Although he had a gifted political mind, he failed miserably when it came to running the country. When North Vietnam took Saigon in 1975, Le Duan ordered the deaths of thousands of South Vietnamese soldiers. Upon the formation of the Socialist Republic of Vietnam in 1976, Le Duan continued his purge of ‘enemy’ soldiers and imprisoned up to 300,000 in his infamous ‘re-education camps.’ His brutal actions resulted in mass emigration from the country. Between 1975 and 1995, an estimated two million people left Vietnam, around 800,000 of them were classified as Vietnamese Boat People. The United Nations High Commission for Refugees estimates that up to 400,000 boat people died at sea.

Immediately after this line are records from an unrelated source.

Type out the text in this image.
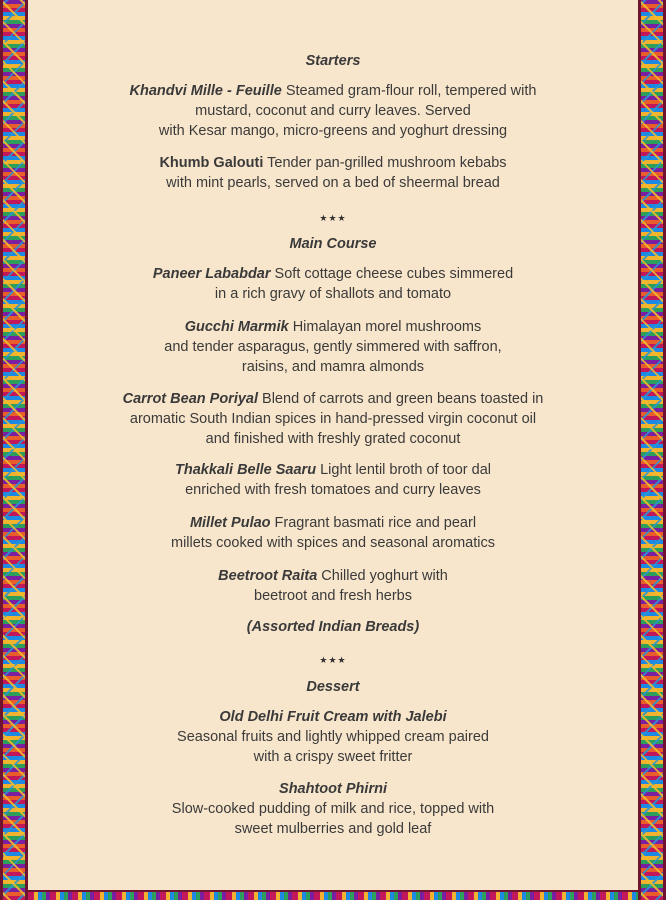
Starters

Khandvi Mille - Feuille Steamed gram-flour roll, tempered with
mustard, coconut and curry leaves. Served
with Kesar mango, micro-greens and yoghurt dressing

Khumb Galouti Tender pan-grilled mushroom kebabs
with mint pearls, served on a bed of sheermal bread

★★★

Main Course

Paneer Lababdar Soft cottage cheese cubes simmered
in a rich gravy of shallots and tomato

Gucchi Marmik Himalayan morel mushrooms
and tender asparagus, gently simmered with saffron,
raisins, and mamra almonds

Carrot Bean Poriyal Blend of carrots and green beans toasted in
aromatic South Indian spices in hand-pressed virgin coconut oil
and finished with freshly grated coconut

Thakkali Belle Saaru Light lentil broth of toor dal
enriched with fresh tomatoes and curry leaves

Millet Pulao Fragrant basmati rice and pearl
millets cooked with spices and seasonal aromatics

Beetroot Raita Chilled yoghurt with
beetroot and fresh herbs

(Assorted Indian Breads)

★★★

Dessert

Old Delhi Fruit Cream with Jalebi
Seasonal fruits and lightly whipped cream paired
with a crispy sweet fritter

Shahtoot Phirni
Slow-cooked pudding of milk and rice, topped with
sweet mulberries and gold leaf
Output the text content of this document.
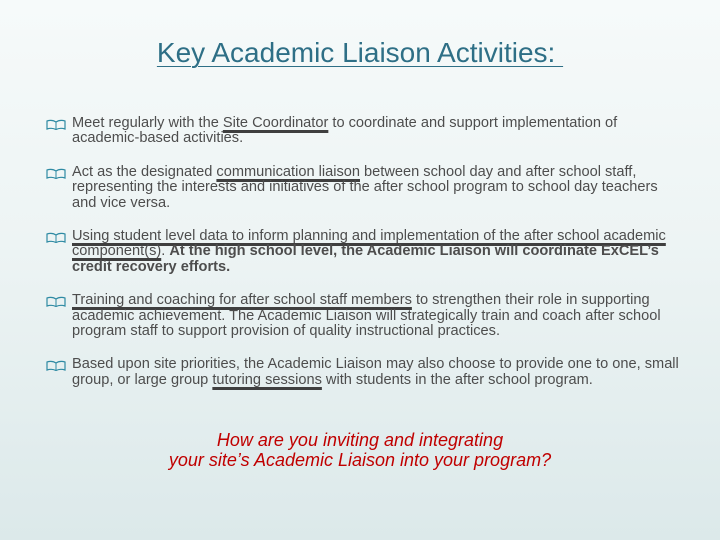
Key Academic Liaison Activities:
Meet regularly with the Site Coordinator to coordinate and support implementation of academic-based activities.
Act as the designated communication liaison between school day and after school staff, representing the interests and initiatives of the after school program to school day teachers and vice versa.
Using student level data to inform planning and implementation of the after school academic component(s). At the high school level, the Academic Liaison will coordinate ExCEL’s credit recovery efforts.
Training and coaching for after school staff members to strengthen their role in supporting academic achievement. The Academic Liaison will strategically train and coach after school program staff to support provision of quality instructional practices.
Based upon site priorities, the Academic Liaison may also choose to provide one to one, small group, or large group tutoring sessions with students in the after school program.
How are you inviting and integrating
your site’s Academic Liaison into your program?
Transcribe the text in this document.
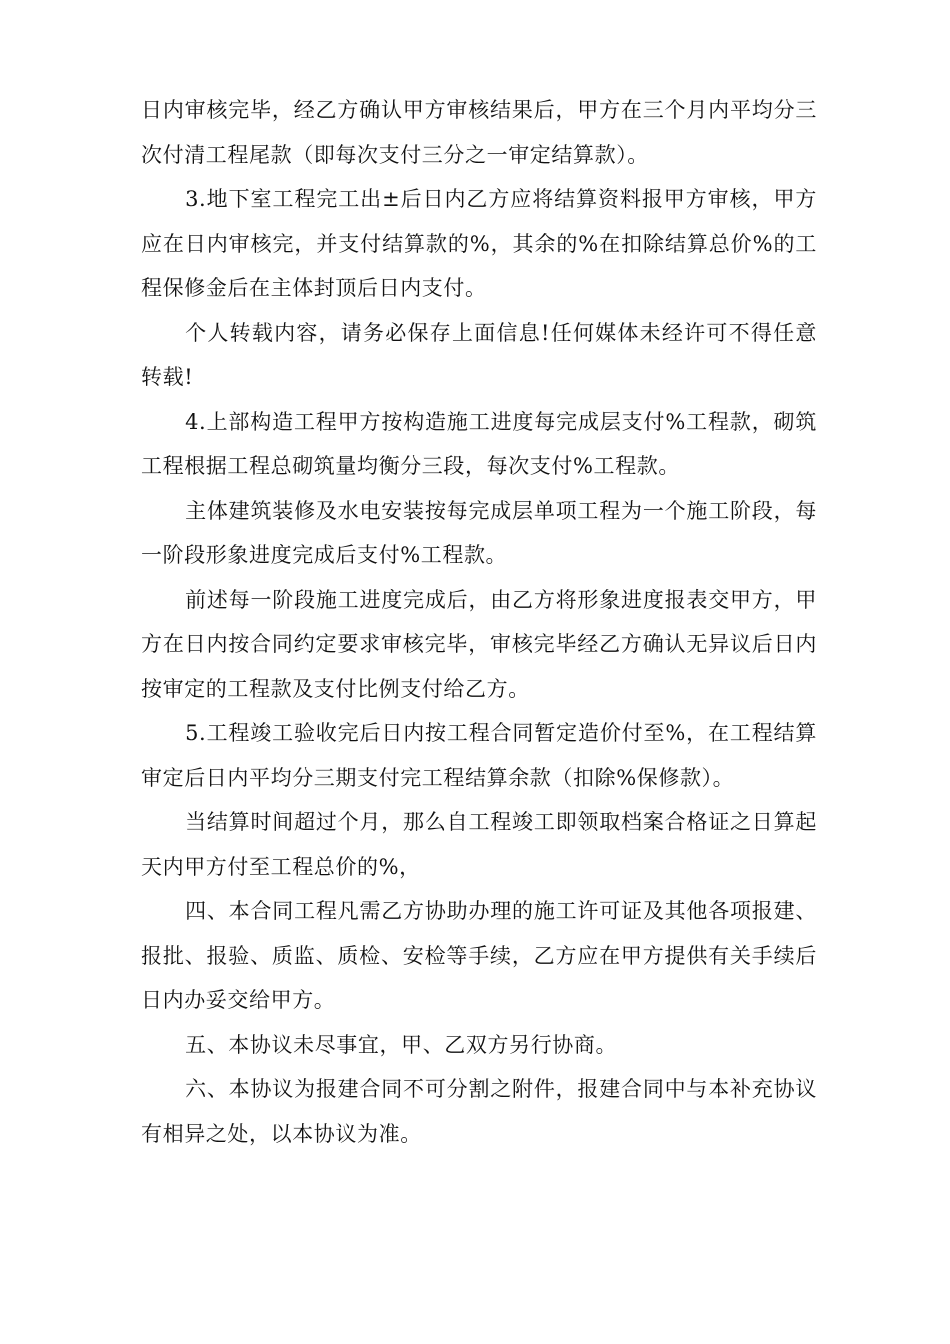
日内审核完毕，经乙方确认甲方审核结果后，甲方在三个月内平均分三次付清工程尾款（即每次支付三分之一审定结算款）。

3.地下室工程完工出±后日内乙方应将结算资料报甲方审核，甲方应在日内审核完，并支付结算款的%，其余的%在扣除结算总价%的工程保修金后在主体封顶后日内支付。

个人转载内容，请务必保存上面信息!任何媒体未经许可不得任意转载!

4.上部构造工程甲方按构造施工进度每完成层支付%工程款，砌筑工程根据工程总砌筑量均衡分三段，每次支付%工程款。

主体建筑装修及水电安装按每完成层单项工程为一个施工阶段，每一阶段形象进度完成后支付%工程款。

前述每一阶段施工进度完成后，由乙方将形象进度报表交甲方，甲方在日内按合同约定要求审核完毕，审核完毕经乙方确认无异议后日内按审定的工程款及支付比例支付给乙方。

5.工程竣工验收完后日内按工程合同暂定造价付至%，在工程结算审定后日内平均分三期支付完工程结算余款（扣除%保修款）。

当结算时间超过个月，那么自工程竣工即领取档案合格证之日算起天内甲方付至工程总价的%，

四、本合同工程凡需乙方协助办理的施工许可证及其他各项报建、报批、报验、质监、质检、安检等手续，乙方应在甲方提供有关手续后日内办妥交给甲方。

五、本协议未尽事宜，甲、乙双方另行协商。

六、本协议为报建合同不可分割之附件，报建合同中与本补充协议有相异之处，以本协议为准。
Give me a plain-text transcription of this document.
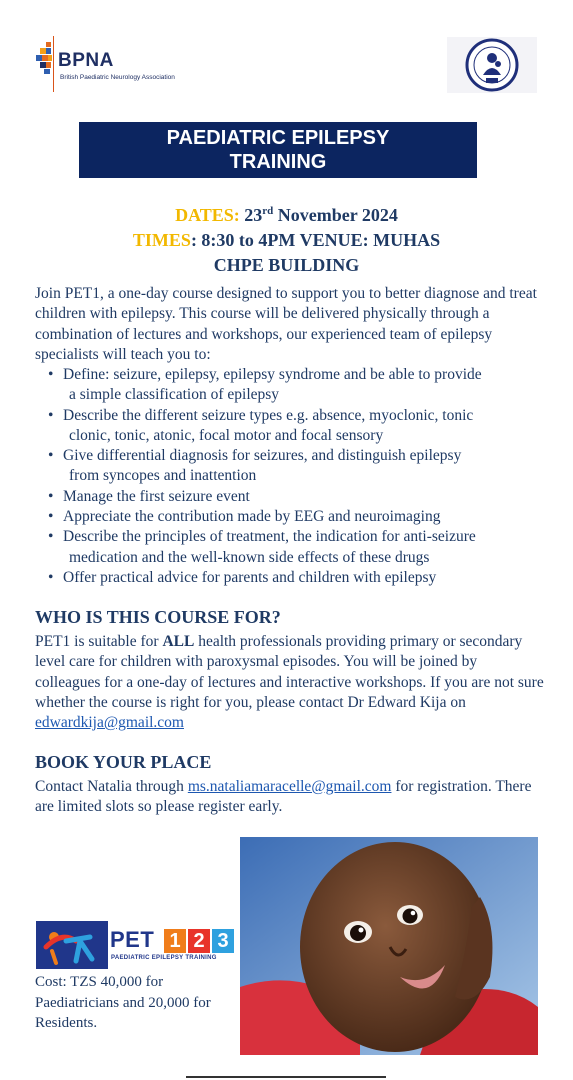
BPNA
British Paediatric Neurology Association
PAEDIATRIC EPILEPSY
TRAINING
DATES: 23rd November 2024
TIMES: 8:30 to 4PM VENUE: MUHAS
CHPE BUILDING

Join PET1, a one-day course designed to support you to better diagnose and treat children with epilepsy. This course will be delivered physically through a combination of lectures and workshops, our experienced team of epilepsy specialists will teach you to:

• Define: seizure, epilepsy, epilepsy syndrome and be able to provide
a simple classification of epilepsy
• Describe the different seizure types e.g. absence, myoclonic, tonic
clonic, tonic, atonic, focal motor and focal sensory
• Give differential diagnosis for seizures, and distinguish epilepsy
from syncopes and inattention
• Manage the first seizure event
• Appreciate the contribution made by EEG and neuroimaging
• Describe the principles of treatment, the indication for anti-seizure
medication and the well-known side effects of these drugs
• Offer practical advice for parents and children with epilepsy
WHO IS THIS COURSE FOR?

PET1 is suitable for ALL health professionals providing primary or secondary level care for children with paroxysmal episodes. You will be joined by colleagues for a one-day of lectures and interactive workshops. If you are not sure whether the course is right for you, please contact Dr Edward Kija on edwardkija@gmail.com

BOOK YOUR PLACE

Contact Natalia through ms.nataliamaracelle@gmail.com for registration. There are limited slots so please register early.

PET 1 2 3
PAEDIATRIC EPILEPSY TRAINING
Cost: TZS 40,000 for Paediatricians and 20,000 for Residents.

Le Duan’s actions also ruined the South Vietnamese economy and established a ‘new economic zone’ where landowners and the wealthy were stripped of their possessions. While the country was a mess after the war, Le Duan only made things worse, and in 1983, Vietnam was named as the “single most repressive government in the world” by the United States Department of State. Further wars with the People’s Republic of China and Cambodia resulted in tens of thousands of deaths. Vietnam finally escaped from his yoke on July 10, 1986, when Le Duan died of natural causes in Hanoi although he had suffered a heart attack not long before.